Appreciate the input Chris!  

I have not see really any such systems for walls.  Some Floor/Ceilings and Roof Ceilings with some one sided type assemblies but this is a first for walls.

Curious if others have worked with this design or similar.  Because if its compliant why bother with all the fancy shaft wall and track systems and why bother submitting designs with protections on both sides if one side is sufficient.


----------



## ChrisCampbell (Dec 2, 2021)

vegeta82 said:


> Appreciate the input Chris!
> 
> I have not see really any such systems for walls.  Some Floor/Ceilings and Roof Ceilings with some one sided type assemblies but this is a first for walls.
> 
> Curious if others have worked with this design or similar.  Because if its compliant why bother with all the fancy shaft wall and track systems and why bother submitting designs with protections on both sides if one side is sufficient.


My guess would be that the 3 or 4 layers of gyp on one side of the studs doesn't work for many applications.

For shaft wall assemblies, the shaft liner is often spanning multiple floors (but not always). For V497, I believe the gypsum would have to be sitting on the floor on each level - don't see anyway that the laminating compound applied between layers could support the weight of the boards themselves, meaning the boards have to rest on the floor.

Many designers may also just not like having exposed studs on one side of the wall.

Definitely an interesting option though!


----------



## instantmessenger (Dec 2, 2021)

ChrisCampbell said:


> I agree, you don't see too many rated wall assemblies with gyspum on only one sides of the studs, but yes, this does appear to have achieved a rating from both sides.

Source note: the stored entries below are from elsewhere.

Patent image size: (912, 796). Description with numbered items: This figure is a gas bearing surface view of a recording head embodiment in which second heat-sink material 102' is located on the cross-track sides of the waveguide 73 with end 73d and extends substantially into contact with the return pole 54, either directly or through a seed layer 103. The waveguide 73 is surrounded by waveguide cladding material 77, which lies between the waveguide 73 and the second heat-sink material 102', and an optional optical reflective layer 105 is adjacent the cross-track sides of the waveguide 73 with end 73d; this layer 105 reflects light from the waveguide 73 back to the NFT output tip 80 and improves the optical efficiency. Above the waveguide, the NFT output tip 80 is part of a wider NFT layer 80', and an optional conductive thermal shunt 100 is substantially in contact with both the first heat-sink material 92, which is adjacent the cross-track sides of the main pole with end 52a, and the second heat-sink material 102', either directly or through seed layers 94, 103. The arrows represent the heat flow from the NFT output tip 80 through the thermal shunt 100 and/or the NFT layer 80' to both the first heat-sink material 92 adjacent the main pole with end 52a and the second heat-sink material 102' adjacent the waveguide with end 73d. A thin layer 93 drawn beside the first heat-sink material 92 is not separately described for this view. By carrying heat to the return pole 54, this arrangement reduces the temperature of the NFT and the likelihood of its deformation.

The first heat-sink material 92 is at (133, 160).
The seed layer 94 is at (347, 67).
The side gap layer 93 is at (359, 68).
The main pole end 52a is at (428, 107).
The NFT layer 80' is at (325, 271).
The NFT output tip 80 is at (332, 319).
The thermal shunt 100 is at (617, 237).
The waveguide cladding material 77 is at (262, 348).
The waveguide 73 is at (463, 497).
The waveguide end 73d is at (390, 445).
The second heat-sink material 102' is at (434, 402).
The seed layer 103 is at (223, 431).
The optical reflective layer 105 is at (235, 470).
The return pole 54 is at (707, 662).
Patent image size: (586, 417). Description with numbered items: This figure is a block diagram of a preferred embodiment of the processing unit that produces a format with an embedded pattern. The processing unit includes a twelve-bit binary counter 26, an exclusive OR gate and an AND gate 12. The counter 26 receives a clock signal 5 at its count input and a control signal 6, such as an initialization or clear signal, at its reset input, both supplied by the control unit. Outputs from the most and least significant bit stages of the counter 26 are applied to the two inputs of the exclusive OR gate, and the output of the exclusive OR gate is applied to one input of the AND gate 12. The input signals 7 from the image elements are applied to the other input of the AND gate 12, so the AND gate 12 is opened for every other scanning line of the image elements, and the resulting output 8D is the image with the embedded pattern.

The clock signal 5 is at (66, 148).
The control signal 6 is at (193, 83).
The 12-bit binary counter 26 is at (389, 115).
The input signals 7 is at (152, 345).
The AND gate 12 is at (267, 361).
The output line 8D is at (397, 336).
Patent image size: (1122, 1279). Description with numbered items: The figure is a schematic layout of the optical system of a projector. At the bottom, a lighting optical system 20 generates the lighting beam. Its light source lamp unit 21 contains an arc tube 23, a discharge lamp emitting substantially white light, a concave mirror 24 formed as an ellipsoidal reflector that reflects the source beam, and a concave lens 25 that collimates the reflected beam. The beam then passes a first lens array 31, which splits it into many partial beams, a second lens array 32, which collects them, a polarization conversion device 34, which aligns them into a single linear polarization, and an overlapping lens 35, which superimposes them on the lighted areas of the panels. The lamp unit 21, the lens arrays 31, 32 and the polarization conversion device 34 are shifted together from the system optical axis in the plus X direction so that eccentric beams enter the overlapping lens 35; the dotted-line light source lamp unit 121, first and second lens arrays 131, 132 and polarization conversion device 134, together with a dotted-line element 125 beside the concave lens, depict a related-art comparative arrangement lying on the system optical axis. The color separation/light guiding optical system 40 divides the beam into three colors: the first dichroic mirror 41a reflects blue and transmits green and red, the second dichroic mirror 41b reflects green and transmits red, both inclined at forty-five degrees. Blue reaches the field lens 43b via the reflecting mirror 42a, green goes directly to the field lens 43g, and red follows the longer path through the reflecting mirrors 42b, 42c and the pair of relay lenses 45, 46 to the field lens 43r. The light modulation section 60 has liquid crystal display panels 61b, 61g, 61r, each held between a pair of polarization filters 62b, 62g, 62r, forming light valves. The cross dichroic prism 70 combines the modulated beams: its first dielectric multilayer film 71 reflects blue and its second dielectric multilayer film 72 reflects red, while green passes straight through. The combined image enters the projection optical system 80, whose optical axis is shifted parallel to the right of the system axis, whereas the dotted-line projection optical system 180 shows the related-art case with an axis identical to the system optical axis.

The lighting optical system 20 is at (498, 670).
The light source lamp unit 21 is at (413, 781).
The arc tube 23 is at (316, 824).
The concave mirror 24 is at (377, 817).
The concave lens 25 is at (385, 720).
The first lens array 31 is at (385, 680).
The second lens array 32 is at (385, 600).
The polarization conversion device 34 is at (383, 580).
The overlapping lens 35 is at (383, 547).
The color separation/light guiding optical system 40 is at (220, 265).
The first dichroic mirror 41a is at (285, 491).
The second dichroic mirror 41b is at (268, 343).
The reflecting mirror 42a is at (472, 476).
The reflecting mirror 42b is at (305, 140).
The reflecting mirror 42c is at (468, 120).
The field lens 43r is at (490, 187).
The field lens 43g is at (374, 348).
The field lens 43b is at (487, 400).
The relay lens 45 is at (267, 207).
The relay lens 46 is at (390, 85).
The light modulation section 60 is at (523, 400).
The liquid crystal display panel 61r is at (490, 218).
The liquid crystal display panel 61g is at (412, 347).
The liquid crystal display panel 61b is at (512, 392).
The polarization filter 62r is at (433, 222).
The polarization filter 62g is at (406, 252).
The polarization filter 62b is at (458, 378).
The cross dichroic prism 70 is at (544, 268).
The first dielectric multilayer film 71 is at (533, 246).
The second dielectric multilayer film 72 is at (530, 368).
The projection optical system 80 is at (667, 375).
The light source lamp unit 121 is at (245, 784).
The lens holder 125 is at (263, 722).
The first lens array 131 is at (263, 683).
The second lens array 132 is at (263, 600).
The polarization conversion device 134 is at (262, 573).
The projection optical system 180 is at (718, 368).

This type of assembly is a typical common shaft wall assembly. It's used in every highrise (and lowrise) building. Yes, the rating is on both sides.


----------



## Paul Sweet (Dec 3, 2021)

I wonder if the studs have to be a heavier gauge so they don't melt before the hour is up.  I don't see how it could pass the hose test without the studs.


----------



## vegeta82 (Dec 6, 2021)

Paul Sweet said:


> I wonder if the studs have to be a heavier gauge so they don't melt before the hour is up.  I don't see how it could pass the hose test without the studs.


Paul, I assume the gauge of the stud is critical to the test.  But there is also a 2hour variation of this and the studs do not change with the added rating so this also confuses me a bit.  It is almost like the studs and screws are designed for a 2 hour rating and the membranes and connections won't fail even with the fire on the stud side.  Again this is odd to me.


----------



## IJHumberson (Dec 8, 2021)

Weird arrangement having exposed steel studs on one side, but UL assemblies will note "Exposure Side" and "Non-exposure Side" when the assembly is rated for exposure from one side, so this one appears to be rated from both sides.


----------



## vegeta82 (Dec 9, 2021)

IJHumberson said:


> Weird arrangement having exposed steel studs on one side, but UL assemblies will note "Exposure Side" and "Non-exposure Side" when the assembly is rated for exposure from one side, so this one appears to be rated from both sides.


Appreciate your feed back and I concur.


----------